What is capillary action? Derive the formula for the rise of liquid in a capillary tube immersed vertically in a liquid.

(N/A) The phenomenon of the rise or fall of a liquid in a capillary tube (held vertically in a liquid) is called capillarity. In this phenomenon,the surface tension of the liquid plays an important role.
The word 'capilla' means hair in Latin. If the tube is as thin as a hair,the rise would be very large for a liquid with an acute angle of contact. This type of tube is known as a capillary tube.
Consider a vertical capillary tube of circular cross-section (radius $a$) inserted into an open vessel of water. The contact angle $\theta$ between water and glass is acute $(\theta < 90^{\circ})$. Thus,the surface of the water in the capillary is concave.
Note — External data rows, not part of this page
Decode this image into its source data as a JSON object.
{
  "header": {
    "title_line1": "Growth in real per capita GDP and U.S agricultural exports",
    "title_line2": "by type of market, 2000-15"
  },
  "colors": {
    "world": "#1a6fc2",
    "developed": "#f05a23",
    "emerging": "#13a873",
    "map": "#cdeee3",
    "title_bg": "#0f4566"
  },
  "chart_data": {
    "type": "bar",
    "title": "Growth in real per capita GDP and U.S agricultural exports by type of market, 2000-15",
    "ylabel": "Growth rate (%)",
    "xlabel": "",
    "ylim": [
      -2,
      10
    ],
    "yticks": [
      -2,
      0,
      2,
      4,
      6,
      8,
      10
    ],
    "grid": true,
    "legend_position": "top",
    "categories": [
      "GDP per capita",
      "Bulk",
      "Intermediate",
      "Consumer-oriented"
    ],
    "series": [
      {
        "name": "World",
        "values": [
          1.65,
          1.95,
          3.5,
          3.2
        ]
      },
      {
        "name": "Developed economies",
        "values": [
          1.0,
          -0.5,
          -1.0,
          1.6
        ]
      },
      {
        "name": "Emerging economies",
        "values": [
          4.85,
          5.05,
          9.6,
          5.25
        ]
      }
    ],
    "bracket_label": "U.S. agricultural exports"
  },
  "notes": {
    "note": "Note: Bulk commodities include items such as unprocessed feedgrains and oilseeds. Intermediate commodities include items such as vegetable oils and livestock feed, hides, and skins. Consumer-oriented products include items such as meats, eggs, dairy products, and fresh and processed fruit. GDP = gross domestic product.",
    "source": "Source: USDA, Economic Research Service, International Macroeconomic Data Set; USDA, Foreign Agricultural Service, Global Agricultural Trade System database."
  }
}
This implies a pressure difference between the two sides of the top surface.
$P_{i} - P_{0} = \frac{2S}{r}$,where $r$ is the radius of the meniscus ...$(1)$
From the geometry,$\cos \theta = \frac{a}{r}$,therefore $r = \frac{a}{\cos \theta}$ ...$(2)$
Substituting equation $(2)$ into $(1)$:
$P_{i} - P_{0} = \frac{2S \cos \theta}{a}$ ...$(3)$
At the same horizontal level as the free surface of the liquid in the vessel,the pressure inside the tube must be equal to the atmospheric pressure $P_{0}$.
Thus,$P_{0} = P_{i} + h \rho g$,where $h$ is the height of the liquid column,$\rho$ is the density of the liquid,and $g$ is the acceleration due to gravity.
$P_{0} - P_{i} = h \rho g$
Comparing this with equation $(3)$,we get:
$h \rho g = \frac{2S \cos \theta}{a}$
Therefore,the height of the liquid rise is:
$h = \frac{2S \cos \theta}{a \rho g}$